To leverage GPU support in your Tesseract environment, you can specify which NVIDIA GPU(s) to make available using the --gpus argument when running a Tesseract command. This allows you to select specific GPUs or enable all available GPUs for a task.

To run Tesseract on a specific GPU, provide its index:

$ tesseract run --gpus 0 helloworld apply '{"inputs": {"name": "Osborne"}}'

To make all available GPUs accessible, use the --gpus all option:

$ tesseract run --gpus all helloworld apply '{"inputs": {"name": "Osborne"}}'

You can also specify multiple GPUs individually:

$ tesseract run --gpus 0 --gpus 1 helloworld apply '{"inputs": {"name": "Osborne"}}'

The GPUs are indexed starting at zero with the same convention as nvidia-smi.

Deploying and interacting with Tesseracts on HPC clusters

Running Tesseracts on high-performance computing clusters can have many use cases including:

  • Deployment of a single long-running component of a pipeline on a state-of-the-art GPU.

  • Running an entire optimization workflow on a dedicated compute node

  • Large parameter scans distributed in parallel over a multitude of cores.
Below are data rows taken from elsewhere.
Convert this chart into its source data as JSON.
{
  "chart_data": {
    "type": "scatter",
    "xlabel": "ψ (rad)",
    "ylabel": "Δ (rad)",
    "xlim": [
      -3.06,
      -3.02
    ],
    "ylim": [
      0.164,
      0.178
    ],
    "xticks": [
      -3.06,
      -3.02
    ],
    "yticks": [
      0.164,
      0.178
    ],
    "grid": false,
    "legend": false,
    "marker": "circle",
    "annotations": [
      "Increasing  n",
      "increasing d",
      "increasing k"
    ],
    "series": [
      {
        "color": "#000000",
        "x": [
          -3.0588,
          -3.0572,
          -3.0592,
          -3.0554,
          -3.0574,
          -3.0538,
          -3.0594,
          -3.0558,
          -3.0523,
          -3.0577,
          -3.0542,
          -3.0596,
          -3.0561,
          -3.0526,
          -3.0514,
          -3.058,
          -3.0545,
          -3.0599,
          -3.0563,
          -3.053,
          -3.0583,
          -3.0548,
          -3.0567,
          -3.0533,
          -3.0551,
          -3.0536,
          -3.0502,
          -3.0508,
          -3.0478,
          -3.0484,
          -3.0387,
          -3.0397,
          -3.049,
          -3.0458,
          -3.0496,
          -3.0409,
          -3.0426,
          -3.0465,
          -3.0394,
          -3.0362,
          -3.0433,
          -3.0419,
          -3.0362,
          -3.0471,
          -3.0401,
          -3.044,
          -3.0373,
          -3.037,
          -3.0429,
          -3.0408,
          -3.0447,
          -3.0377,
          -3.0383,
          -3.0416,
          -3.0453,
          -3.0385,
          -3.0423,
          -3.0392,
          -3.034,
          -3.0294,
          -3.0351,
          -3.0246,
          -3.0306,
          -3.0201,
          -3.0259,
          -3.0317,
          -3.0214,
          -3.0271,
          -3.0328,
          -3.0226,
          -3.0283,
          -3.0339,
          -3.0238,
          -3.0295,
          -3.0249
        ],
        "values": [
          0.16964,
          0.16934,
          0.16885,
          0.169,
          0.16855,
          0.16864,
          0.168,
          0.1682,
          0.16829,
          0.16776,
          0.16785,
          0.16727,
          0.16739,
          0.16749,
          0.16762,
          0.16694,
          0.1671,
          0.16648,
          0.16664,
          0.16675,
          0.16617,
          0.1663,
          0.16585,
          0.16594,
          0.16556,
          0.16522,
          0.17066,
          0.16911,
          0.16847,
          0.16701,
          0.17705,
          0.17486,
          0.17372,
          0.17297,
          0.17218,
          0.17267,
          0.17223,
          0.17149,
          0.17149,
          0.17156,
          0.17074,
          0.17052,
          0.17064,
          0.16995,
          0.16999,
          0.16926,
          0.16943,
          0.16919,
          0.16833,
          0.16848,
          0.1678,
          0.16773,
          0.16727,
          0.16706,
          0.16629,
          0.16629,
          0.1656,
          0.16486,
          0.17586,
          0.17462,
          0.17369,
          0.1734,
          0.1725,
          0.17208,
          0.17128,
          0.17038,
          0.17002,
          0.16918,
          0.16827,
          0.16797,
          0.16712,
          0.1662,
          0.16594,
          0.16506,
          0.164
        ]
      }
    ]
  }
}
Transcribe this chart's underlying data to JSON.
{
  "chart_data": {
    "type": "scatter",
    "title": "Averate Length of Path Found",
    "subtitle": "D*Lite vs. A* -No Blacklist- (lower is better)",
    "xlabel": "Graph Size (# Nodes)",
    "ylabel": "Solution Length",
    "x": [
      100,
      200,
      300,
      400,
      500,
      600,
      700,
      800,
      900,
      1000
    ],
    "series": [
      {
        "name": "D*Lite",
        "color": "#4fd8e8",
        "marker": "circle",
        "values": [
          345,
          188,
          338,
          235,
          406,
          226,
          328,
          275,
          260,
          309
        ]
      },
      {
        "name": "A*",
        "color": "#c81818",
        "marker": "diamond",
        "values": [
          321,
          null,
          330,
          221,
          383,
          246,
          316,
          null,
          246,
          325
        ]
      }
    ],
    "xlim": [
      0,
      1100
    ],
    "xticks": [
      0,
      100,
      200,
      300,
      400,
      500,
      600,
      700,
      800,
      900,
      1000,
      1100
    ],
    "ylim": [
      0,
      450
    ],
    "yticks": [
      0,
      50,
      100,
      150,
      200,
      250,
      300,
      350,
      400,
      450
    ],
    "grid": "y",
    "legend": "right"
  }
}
All of this is possible even in scenarios where containerisation options are either unavailable or incompatible by directly using tesseract-runtime (which includes a serve feature). For more details, please see our tutorial, which demonstrates how to launch uncontainerised Tesseracts using SLURM, either as a batch job or for interactive use.

Debug mode

tesseract serve supports a --debug flag; this has two effects:

  • Tracebacks from execution are returned in the response body, instead of a generic 500 error. This is useful for debugging and testing, but unsafe for production environments.

  • Aside from listening to the usual Tesseract requests, a debugpy server is also started in the container, and the port it’s listening to is forwarded to some free port on the host which is displayed in the cli when spinning up a tesseract via tesseract serve. This allows you to perform remote debugging sessions.

In particular, if you are using VScode, here is a sample launch config to attach to a running Tesseract in debug mode:

        {
            "name": "Tesseract: Remote debugger",
            "type": "debugpy",
            "request": "attach",
            "connect": {
                "host": "localhost",
                "port": "PORT_NUMBER_HERE"
            },
            "pathMappings": [
                {
                    "localRoot": "${workspaceFolder}/examples/helloworld",
                    "remoteRoot": "/tesseract"
                }
            ],
        },

(make sure to fill in with the actual port number). After inserting this into the configurations field of your launch.json file, you should be able to attach to the Tesseract being served by clicking on the green “play” button at the top left corner of the “Run and Debug” tab.